Adam Kennedy hit a sacrifice fly and Ryan Ludwick added a two-run double off the wall to pull St. Louis within a run, but Miles grounded out to end the eighth.
Even after Bonds was lifted for Fred Lewis again late in the game, the crowd mildly booed the rookie outfielder when he caught Ludwick’s fly to left in the seventh — apparently still thinking No. 25 was in his regular spot.
The slugger fouled out to the catcher to end the seventh and his night. He struck out looking on a fastball on the inside corner of the plate to start the fourth.
Bonds walked on five pitches leading off the second inning, and this time the sellout crowd took it out on Braden Looper (6-7). The fans booed their pitcher again when Bonds walked in the sixth, his 91st free pass.
Such is the predicament for the conflicted Cardinals faithful, who appreciate well-executed baseball by both sides as much as anyone who follows the game.
“I know one thing, Cardinal pitchers have always gone after Barry, as I have in the past,” said Bochy, who came to the Giants this season after 12 years managing San Diego. “That says something about their fans. I’ve said this, fans come to see a great hitter who could be the greatest hitter of all time. They want to see him swing the bat.”
A young boy wearing Bonds’ No. 25 jersey in the upper deck of Busch Stadium stood and clapped before the Giants star stepped into the box in the second. Bonds focused in before the game, resting his head on his bat while listening to music through huge headphones.
Bochy said he expects Bonds to play in Sunday afternoon’s series finale, the last game before the break. The seven-time NL MVP is set to start in the All-Star game Tuesday night back home.
Albert Pujols turned an unassisted double play to end the third and added a pair of singles, though his homerless streak reached 21 games and a career-worst 71 at-bats. Looper lined a two-run double down the first-base line in the second, but saw his winless stretch on the mound reach six starts with his fourth straight lost decision. Schumaker matched his career high with three hits.

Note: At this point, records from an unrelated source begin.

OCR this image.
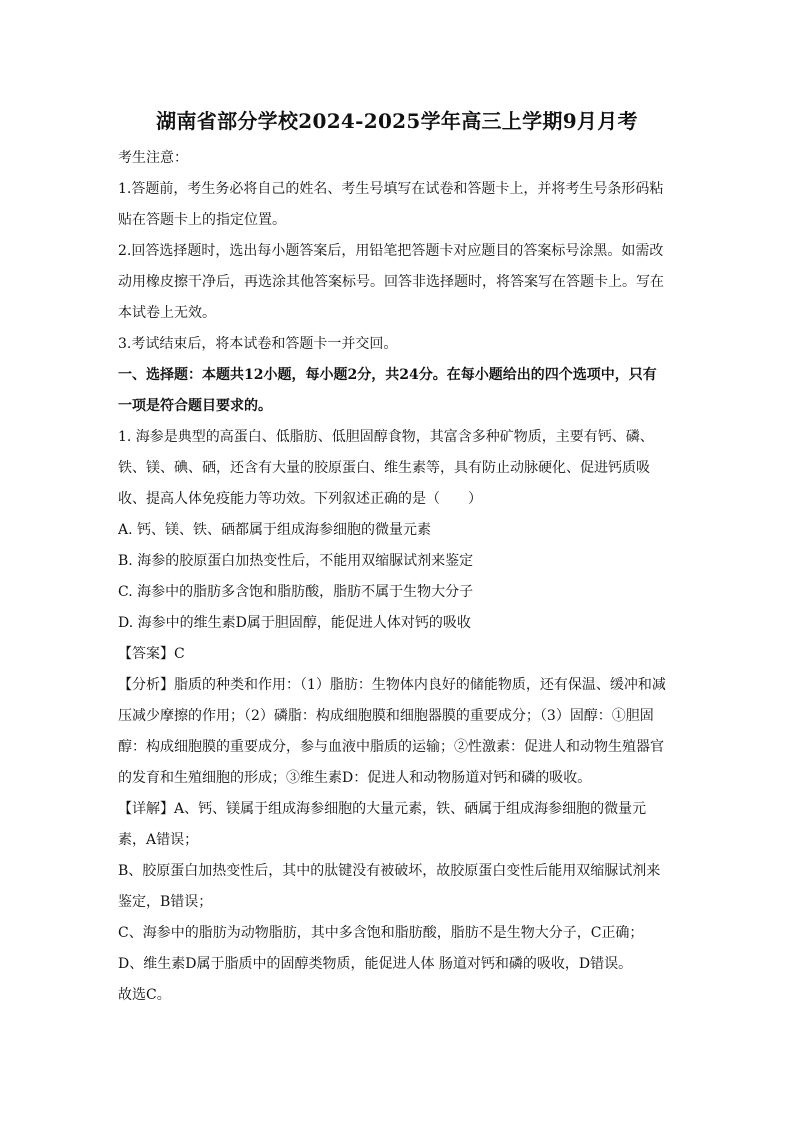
湖南省部分学校2024-2025学年高三上学期9月月考
考生注意：
1.答题前，考生务必将自己的姓名、考生号填写在试卷和答题卡上，并将考生号条形码粘
贴在答题卡上的指定位置。
2.回答选择题时，选出每小题答案后，用铅笔把答题卡对应题目的答案标号涂黑。如需改
动用橡皮擦干净后，再选涂其他答案标号。回答非选择题时，将答案写在答题卡上。写在
本试卷上无效。
3.考试结束后，将本试卷和答题卡一并交回。
一、选择题：本题共12小题，每小题2分，共24分。在每小题给出的四个选项中，只有
一项是符合题目要求的。
1. 海参是典型的高蛋白、低脂肪、低胆固醇食物，其富含多种矿物质，主要有钙、磷、
铁、镁、碘、硒，还含有大量的胶原蛋白、维生素等，具有防止动脉硬化、促进钙质吸
收、提高人体免疫能力等功效。下列叙述正确的是（　　）
A. 钙、镁、铁、硒都属于组成海参细胞的微量元素
B. 海参的胶原蛋白加热变性后，不能用双缩脲试剂来鉴定
C. 海参中的脂肪多含饱和脂肪酸，脂肪不属于生物大分子
D. 海参中的维生素D属于胆固醇，能促进人体对钙的吸收
【答案】C
【分析】脂质的种类和作用：（1）脂肪：生物体内良好的储能物质，还有保温、缓冲和减
压减少摩擦的作用；（2）磷脂：构成细胞膜和细胞器膜的重要成分；（3）固醇：①胆固
醇：构成细胞膜的重要成分，参与血液中脂质的运输；②性激素：促进人和动物生殖器官
的发育和生殖细胞的形成；③维生素D：促进人和动物肠道对钙和磷的吸收。
【详解】A、钙、镁属于组成海参细胞的大量元素，铁、硒属于组成海参细胞的微量元
素，A错误；
B、胶原蛋白加热变性后，其中的肽键没有被破坏，故胶原蛋白变性后能用双缩脲试剂来
鉴定，B错误；
C、海参中的脂肪为动物脂肪，其中多含饱和脂肪酸，脂肪不是生物大分子，C正确；
D、维生素D属于脂质中的固醇类物质，能促进人体 肠道对钙和磷的吸收，D错误。
故选C。
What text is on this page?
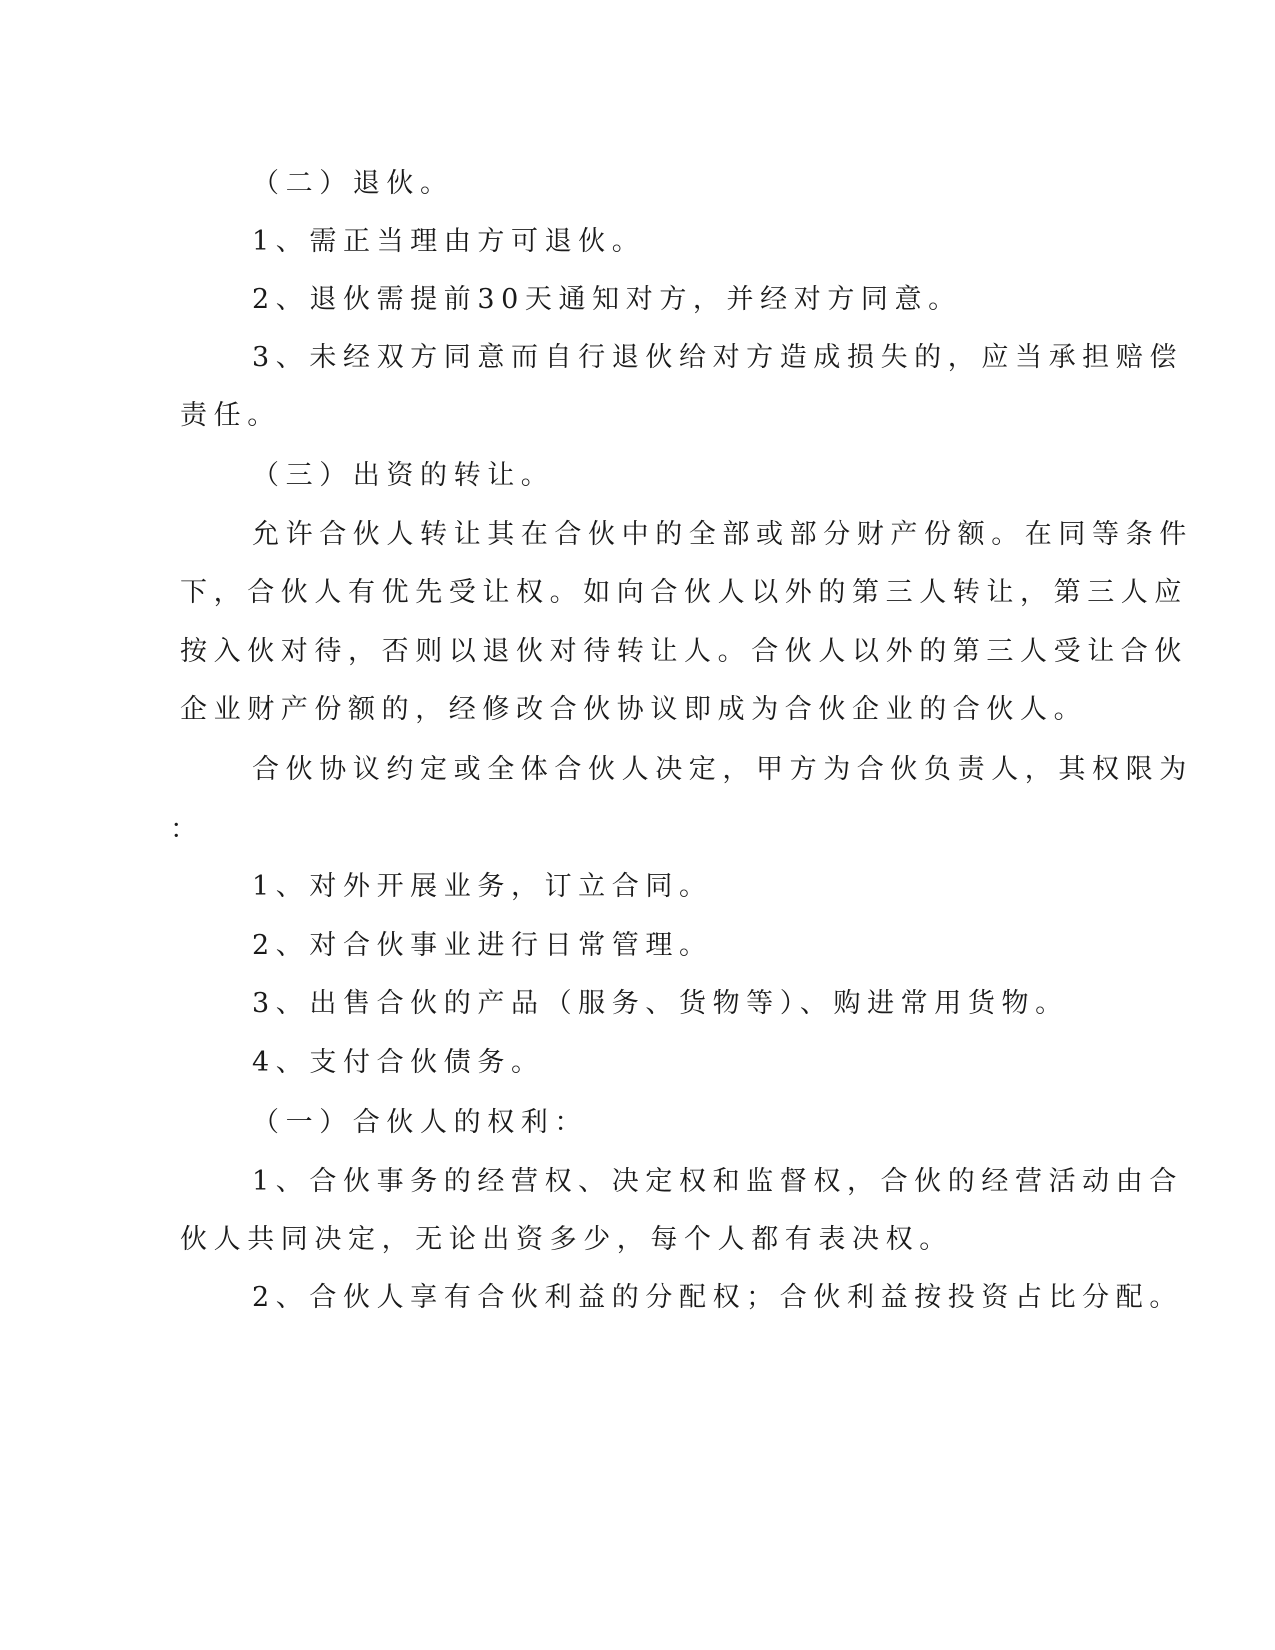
（二）退伙。
1、需正当理由方可退伙。
2、退伙需提前30天通知对方，并经对方同意。
3、未经双方同意而自行退伙给对方造成损失的，应当承担赔偿
责任。
（三）出资的转让。
允许合伙人转让其在合伙中的全部或部分财产份额。在同等条件
下，合伙人有优先受让权。如向合伙人以外的第三人转让，第三人应
按入伙对待，否则以退伙对待转让人。合伙人以外的第三人受让合伙
企业财产份额的，经修改合伙协议即成为合伙企业的合伙人。
合伙协议约定或全体合伙人决定，甲方为合伙负责人，其权限为
：
1、对外开展业务，订立合同。
2、对合伙事业进行日常管理。
3、出售合伙的产品（服务、货物等）、购进常用货物。
4、支付合伙债务。
（一）合伙人的权利：
1、合伙事务的经营权、决定权和监督权，合伙的经营活动由合
伙人共同决定，无论出资多少，每个人都有表决权。
2、合伙人享有合伙利益的分配权；合伙利益按投资占比分配。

Lincecum singled and scored, struck out five and walked three while allowing six hits in six innings to get a win in his first career appearance against the Cardinals. The hard-throwing right-hander was coming off his best outing yet and hadn’t allowed a run in 17 innings before Looper’s fourth hit of the year.
Brad Hennessey pitched the ninth for his fifth save in seven chances.